Oxidation of myofibrillar proteins causes contractile dysfunction in human heart failure

Background: Previous studies in microembolized pig hearts (Eur. Heart. J. 27, 875-881, 2006) demonstrated that augmented intracellular accumulation of reactive oxygen species causes oxidative modifications at the level of the contractile machinery.
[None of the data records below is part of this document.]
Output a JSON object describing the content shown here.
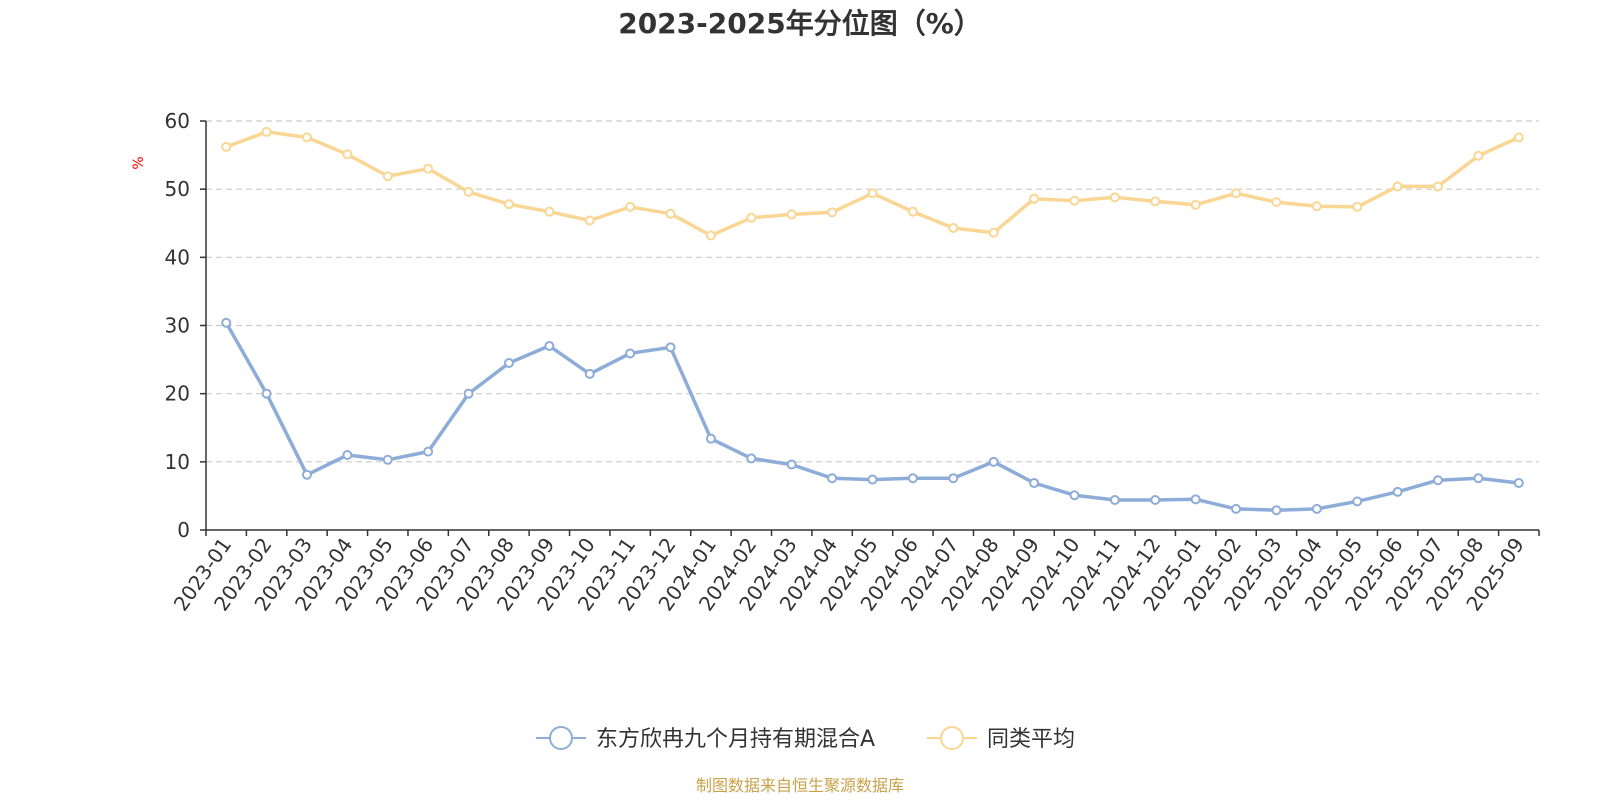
{
  "chart_data": {
    "type": "line",
    "title": "2023-2025年分位图（%）",
    "ylabel": "%",
    "ylim": [
      0,
      60
    ],
    "yticks": [
      0,
      10,
      20,
      30,
      40,
      50,
      60
    ],
    "grid": true,
    "legend_position": "bottom-center",
    "categories": [
      "2023-01",
      "2023-02",
      "2023-03",
      "2023-04",
      "2023-05",
      "2023-06",
      "2023-07",
      "2023-08",
      "2023-09",
      "2023-10",
      "2023-11",
      "2023-12",
      "2024-01",
      "2024-02",
      "2024-03",
      "2024-04",
      "2024-05",
      "2024-06",
      "2024-07",
      "2024-08",
      "2024-09",
      "2024-10",
      "2024-11",
      "2024-12",
      "2025-01",
      "2025-02",
      "2025-03",
      "2025-04",
      "2025-05",
      "2025-06",
      "2025-07",
      "2025-08",
      "2025-09"
    ],
    "series": [
      {
        "name": "东方欣冉九个月持有期混合A",
        "color": "#8eacd8",
        "values": [
          30.4,
          20.0,
          8.1,
          11.0,
          10.3,
          11.5,
          20.0,
          24.5,
          27.0,
          22.9,
          25.9,
          26.8,
          13.4,
          10.5,
          9.6,
          7.6,
          7.4,
          7.6,
          7.6,
          10.0,
          6.9,
          5.1,
          4.4,
          4.4,
          4.5,
          3.1,
          2.9,
          3.1,
          4.2,
          5.6,
          7.3,
          7.6,
          6.9
        ]
      },
      {
        "name": "同类平均",
        "color": "#fad694",
        "values": [
          56.2,
          58.4,
          57.6,
          55.1,
          51.9,
          53.0,
          49.6,
          47.8,
          46.7,
          45.4,
          47.4,
          46.4,
          43.2,
          45.8,
          46.3,
          46.6,
          49.4,
          46.7,
          44.3,
          43.6,
          48.6,
          48.3,
          48.8,
          48.2,
          47.7,
          49.4,
          48.1,
          47.5,
          47.4,
          50.4,
          50.4,
          54.9,
          57.6
        ]
      }
    ],
    "source": "制图数据来自恒生聚源数据库"
  }
}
This study was aimed at investigating the role of myofibrillar protein (MP) oxidation\nitrosylation and the relationship between MP oxidation and contractile impairment in human failing myocardium (NYHA class IV). Methods and Results: As compared to samples from non-failing donor hearts (NF-group, n = 15), left ventricular biopsies from explanted failing hearts (NYHA class IV, HF-group, n = 33) displayed a 2.3 ± 0.29- and 2.6 ± 0.53-fold increase in actin and tropomyosin (Tm) carbonylation respectively, and a 2.2 ± 0.47-fold higher level of high-molecular-mass complexes of Tm due to disulphide cross-bridge formation. MP were also modified by reactive nitrogen species. The extent of S-nitrosylation was 1.3 ± 0.15-fold higher in the HF-group. Interesting, actin and Tm carbonylation along with Tm oxidation significantly correlated with both loss of viability (r2 = 0.646, P = 6.16E-12; r2 = 0.453, P = 1.58E-07; r2 = 0.221, P = 0.001, respectively), as indicated by plasma TnI levels and contractile impairment (r2 = 0.599, P = 6.88E-112; r2 = 0.457, P = 1.37E-07; r2 = 0.646, P = 6.16E-12, respectively), as shown by reduced left ventricular ejection fraction (LVEF). Conclusion: This study demonstrates that HF-related oxidative and nitrosative stresses induce covalent changes of MP and that these MP changes play a relevant role in contractile impairment as suggested by the inverse correlation between MP oxidation and LVEF.